Sesampainya di rumah sakit, ranjang tempat perempuan itu berbaring didorong menuju unit gawat darurat untuk penanganan yang lebih intensif. Adam berdiri di luar pintu karena merasa tidak berkepentingan untuk ikut masuk ke sana. Seorang perawat datang dan menyerahkan tas milik pasien.

"Ini, Mas. Tas milik mbak-nya. Dan tolong segera ke bagian administrasi untuk mengisi data pasien," ujar perawat itu dengan merentangkan tangan kirinya menunjuk lokasi bagian administrasi. Tanpa menunggu jawaban dari Adam, perawat itu berlalu pergi.

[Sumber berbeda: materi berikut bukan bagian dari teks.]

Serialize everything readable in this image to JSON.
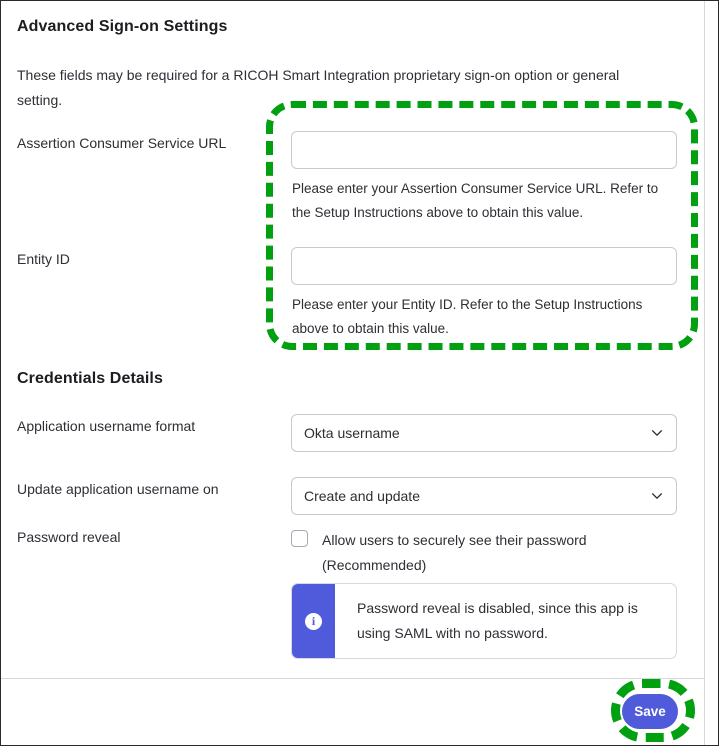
{
  "page": {
    "advanced_section_title": "Advanced Sign-on Settings",
    "intro_text": "These fields may be required for a RICOH Smart Integration proprietary sign-on option or general setting.",
    "credentials_section_title": "Credentials Details"
  },
  "fields": {
    "acs_url": {
      "label": "Assertion Consumer Service URL",
      "value": "",
      "placeholder": "",
      "hint": "Please enter your Assertion Consumer Service URL. Refer to the Setup Instructions above to obtain this value."
    },
    "entity_id": {
      "label": "Entity ID",
      "value": "",
      "placeholder": "",
      "hint": "Please enter your Entity ID. Refer to the Setup Instructions above to obtain this value."
    }
  },
  "credentials": {
    "app_username_format": {
      "label": "Application username format",
      "selected": "Okta username"
    },
    "update_application_username_on": {
      "label": "Update application username on",
      "selected": "Create and update"
    },
    "password_reveal": {
      "label": "Password reveal",
      "checkbox_label": "Allow users to securely see their password (Recommended)",
      "checked": false,
      "callout_text": "Password reveal is disabled, since this app is using SAML with no password.",
      "callout_icon": "info-icon"
    }
  },
  "footer": {
    "save_label": "Save"
  },
  "icons": {
    "chevron_down": "chevron-down-icon",
    "info": "info-icon"
  },
  "colors": {
    "accent_blue": "#4f5bda",
    "highlight_green": "#00a010",
    "border_gray": "#c8c8d0",
    "text": "#2e2e35"
  }
}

Adam butuh beberapa detik untuk menjernihkan pikiran. Dia berpikir hal pertama yang harus dilakukan adalah memeriksa identitas perempuan itu di dalam tasnya. Tas hitam itu dibuka dan dilihat dengan saksama. Adam berfokus mencari benda yang serupa dompet di dalam sana. Akan tetapi, tidak ditemukan. "Kok, nggak ada?" cicitnya.

Kemudian dia mencari tempat duduk lalu mengeluarkan seluruh isi tas itu. Di sana ada beberapa permen, beberapa uang koin dan uang kertas dalam pecahan kecil, sebuah ponsel, sebuah kunci motor, sebungkus tisu, sebuah pemotong kuku, dan dua kunci dalam satu gantungan. Karena memang tak ditemukan dompet, Adam mengecek ponsel sang perempuan, tetapi untuk membukanya diperlukan kata sandi.

Adam mendengkus kesal. "Lalu aku harus nulis namamu siapa?" gumam Adam.